Lookout point

The Rath of the Clan stopped at a place that the driver called a “viewpoint”. It was once a bend in the road overlooking a long valley. The view (featured photo) was very nice. The stop was now a jumble of shops and restaurants and a concrete structure enclosing the rock that you had to climb in order to get the best view. There was a ticket office and a minimal entry charge to see the view. The clan immediately dispersed, and a few of us went straight for the view. These rolling hills covered with forests are what Meghalaya was famous for once. The big brown scab that you see in the middle of the photo looked like yet another tourist resort being built.

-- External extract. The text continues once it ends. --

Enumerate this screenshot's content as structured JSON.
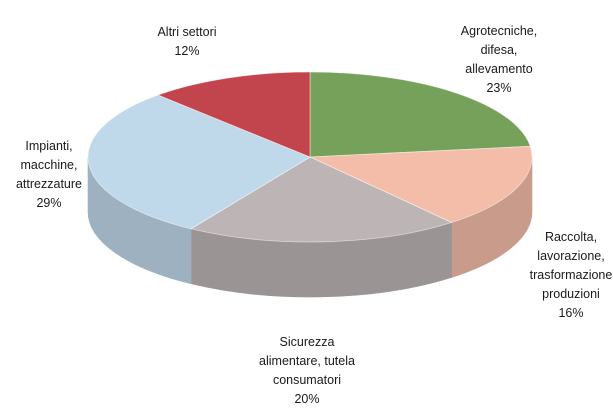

Note how much larger it is than the open fields of the village behind it.

When I looked away from the valley, I could see something interesting. The hills did not jut out of the line of the horizon. Quite to the contrary, the horizon looked flat. The impression of folds, hills and valleys, is formed by a process quite different from that which formed the Himalayas. The Shillong plateau is a flat slab of stone pushed up by the collision of continental plates. The hills and valleys are carved by water flowing over this land for several million years. The volume of water is intense, since this is among the wettest places on the planet. But the land is still rising, so over the last ten million years or so, erosion has not managed to keep pace with the uplifting of the plateau. In fact, in the Shillong earthquake of 1897, the plateau is said to have risen by 11 meters.

Behind us this plateau was being systematically cut down. Someone had put out their washing to dry on a line just above the quarry, probably the workers. All along the route we had seen limestone hills being quarried. The British annexation of this land was driven by greed for this limestone, necessary to the then new building industry. Since then the construction boom has increased the demand for limestone, and the locals here are stuck in a vicious economic cycle which makes them cut away the ground beneath their feet. The picturesque south eastern part of the plateau is largely made of sedimentary limestone, and we would see more evidence of quarrying during our trip.

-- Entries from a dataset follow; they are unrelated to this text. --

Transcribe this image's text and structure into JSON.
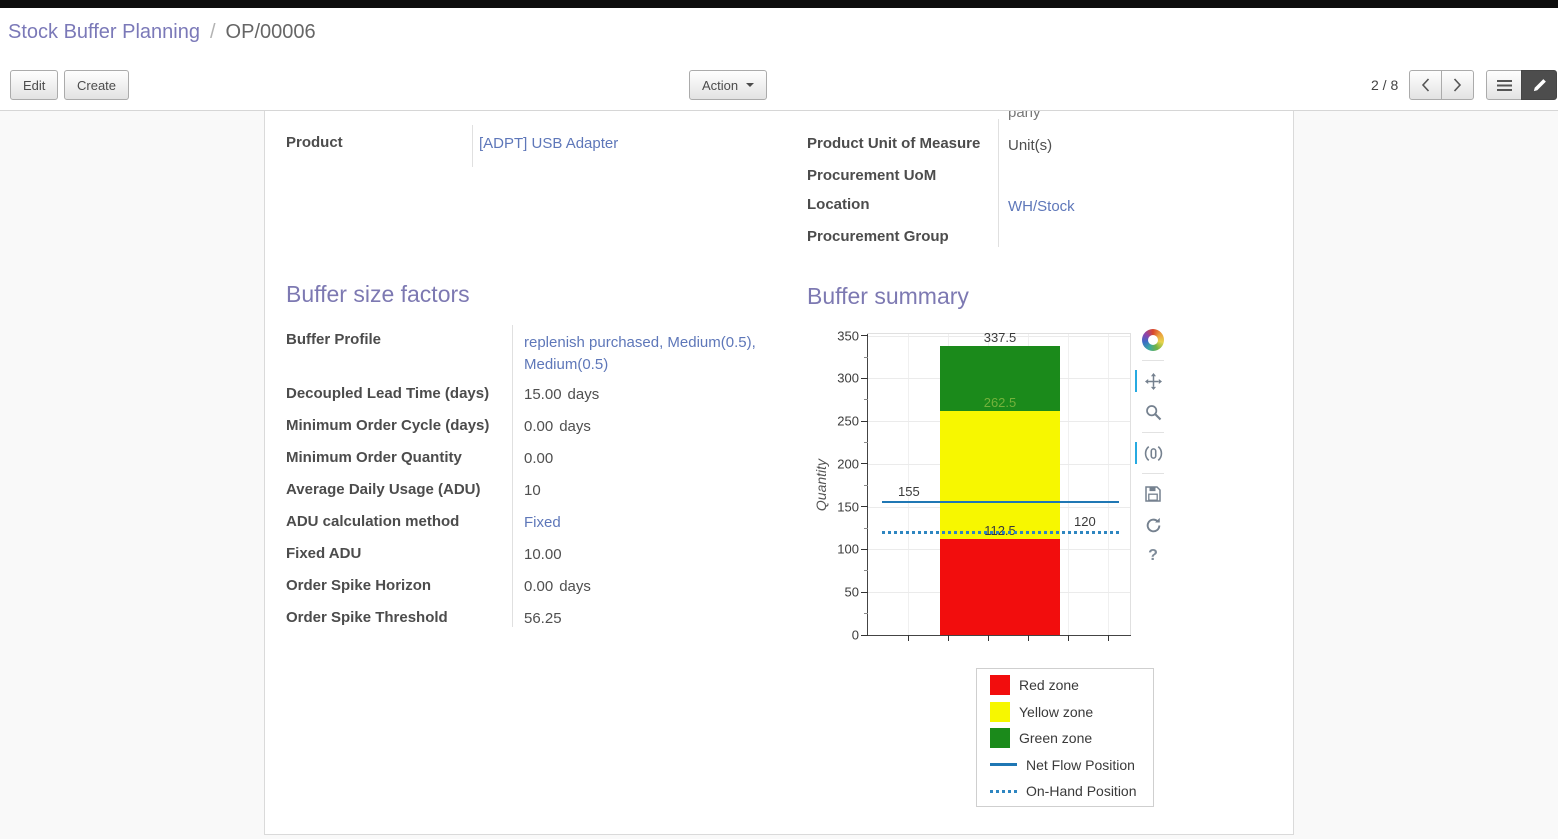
{
  "breadcrumb": {
    "parent": "Stock Buffer Planning",
    "separator": "/",
    "current": "OP/00006"
  },
  "control_panel": {
    "edit_label": "Edit",
    "create_label": "Create",
    "action_label": "Action",
    "pager_text": "2 / 8",
    "view_switcher": {
      "views": [
        "list",
        "form"
      ],
      "active": "form"
    }
  },
  "sheet": {
    "partial_text": "pany",
    "product": {
      "label": "Product",
      "value": "[ADPT] USB Adapter"
    },
    "right_fields": [
      {
        "label": "Product Unit of Measure",
        "value": "Unit(s)"
      },
      {
        "label": "Procurement UoM",
        "value": ""
      },
      {
        "label": "Location",
        "value": "WH/Stock"
      },
      {
        "label": "Procurement Group",
        "value": ""
      }
    ],
    "factors": {
      "title": "Buffer size factors",
      "rows": [
        {
          "label": "Buffer Profile",
          "value": "replenish purchased, Medium(0.5), Medium(0.5)"
        },
        {
          "label": "Decoupled Lead Time (days)",
          "value": "15.00",
          "unit": "days"
        },
        {
          "label": "Minimum Order Cycle (days)",
          "value": "0.00",
          "unit": "days"
        },
        {
          "label": "Minimum Order Quantity",
          "value": "0.00"
        },
        {
          "label": "Average Daily Usage (ADU)",
          "value": "10"
        },
        {
          "label": "ADU calculation method",
          "value": "Fixed"
        },
        {
          "label": "Fixed ADU",
          "value": "10.00"
        },
        {
          "label": "Order Spike Horizon",
          "value": "0.00",
          "unit": "days"
        },
        {
          "label": "Order Spike Threshold",
          "value": "56.25"
        }
      ]
    },
    "summary": {
      "title": "Buffer summary"
    }
  },
  "chart_data": {
    "type": "bar",
    "title": "Buffer summary",
    "xlabel": "",
    "ylabel": "Quantity",
    "ylim": [
      0,
      352
    ],
    "yticks": [
      0,
      50,
      100,
      150,
      200,
      250,
      300,
      350
    ],
    "grid": true,
    "legend_position": "bottom-right",
    "zones": [
      {
        "name": "Red zone",
        "from": 0,
        "to": 112.5,
        "to_label": "112.5",
        "color": "#f20d0d",
        "label_color": "#3a3a3a"
      },
      {
        "name": "Yellow zone",
        "from": 112.5,
        "to": 262.5,
        "to_label": "262.5",
        "color": "#f7f700",
        "label_color": "#74b23c"
      },
      {
        "name": "Green zone",
        "from": 262.5,
        "to": 337.5,
        "to_label": "337.5",
        "color": "#1b8a1b",
        "label_color": "#3a3a3a"
      }
    ],
    "lines": [
      {
        "name": "Net Flow Position",
        "value": 155,
        "value_label": "155",
        "style": "solid",
        "color": "#1f77b4",
        "label_side": "left"
      },
      {
        "name": "On-Hand Position",
        "value": 120,
        "value_label": "120",
        "style": "dotted",
        "color": "#2e86c1",
        "label_side": "right"
      }
    ],
    "legend": [
      "Red zone",
      "Yellow zone",
      "Green zone",
      "Net Flow Position",
      "On-Hand Position"
    ],
    "toolbar": {
      "tools": [
        "bokeh-logo",
        "pan",
        "box-zoom",
        "wheel-zoom",
        "save",
        "reset",
        "help"
      ],
      "active": [
        "pan",
        "wheel-zoom"
      ]
    }
  },
  "colors": {
    "accent_purple": "#7d79b2",
    "link_blue": "#5e77b9",
    "toolbar_active_blue": "#26aae1"
  }
}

I gravitated to a restaurant which was serving tea and found part of the clan already inside. Between long queues at the toilet, finding the best place for selfies, and sitting down for a chat, the clan seemed to move at a geologically slow pace. Several cousins and nieces joined me for tea while I waited. I had time for many cups of strong and sweet tea, and also enough time to line up the cups so that I could take photos. By late morning we were done and on the move again.

Love me two times, baby

Coming in to Shillong from Guwahati the road passed over the dam on the Umiam river. We had a quick glimpse of the enormous lake before the Clan Bus turned on to the bridge. On one side of the dam I could see large pipes threaded through the channel of the old river. They lead to a power generating station (approximately) 150 meters lower down. I was reminded of the time, five years ago, when we’d stood on the far side of the lake and watched the sun go down over a lonely fisherman in his boat (featured photo). The sun was going down again (photo below), although the day was not as spectacular as the previous time I’d come here. This second time round I found the place quite as charming as I remembered.

This 220 square kilometer lake was created by damming the gorge of the Umiam river in the early 1960s. That was a more idealistic, more naive, time. Little was known about the smaller questions of geology: how much silt is carried by rivers, how future deforestation would affect waters, how often small earthquakes occur. The inauguration of the project, eventually costing USD 15 million, on January 9, 1960 by Nehru signalled the opening of the flood gates of US aid to India, in the form of PL-480 funds. Across the world new dams were being erected. The previous day Gamal Abdel Nasser had inaugurated the Aswan high dam. In those days engineers and planners didn’t think of the rapid silting of these dams, or the incredible amounts of bio-waste which would be discharged, untreated, into the rivers of the plateau. The north-east of India is also geologically unstable, being caught between the Himalyan arc in the north and the Indo-Burmese arc in the west. In 1897 there was an earthquake of magnitude 8 on the Richter scale; the Shillong plateau rose up by about 11 meters (yes, meters!) as a result. A dam would not survive an earthquake of this kind. Smaller quakes, of the kind which happen a couple of times a decade also call for regular maintenance of the dam.

The Clan Bus stopped at a spot designated as a viewpoint. This meant, of course, that most of the view was obscured by shacks and temporary structures built by people who are eager to sell you tea and snacks. We walked down the bank until we could get an unobstructed view of the lake. The calm surface was broken by the wakes of speedboats; apparently the lake has become popular as a sports destination. What a strange thing to do to the water supply, I thought. That was before I discovered that the lake’s water is so polluted that it would require heavy cleaning to be potable. I took this last photo, like the first one, five years ago. I found that I love to stand here and stare at the calm waters of the lake, watching the sun go down. But this calmness is deceptive.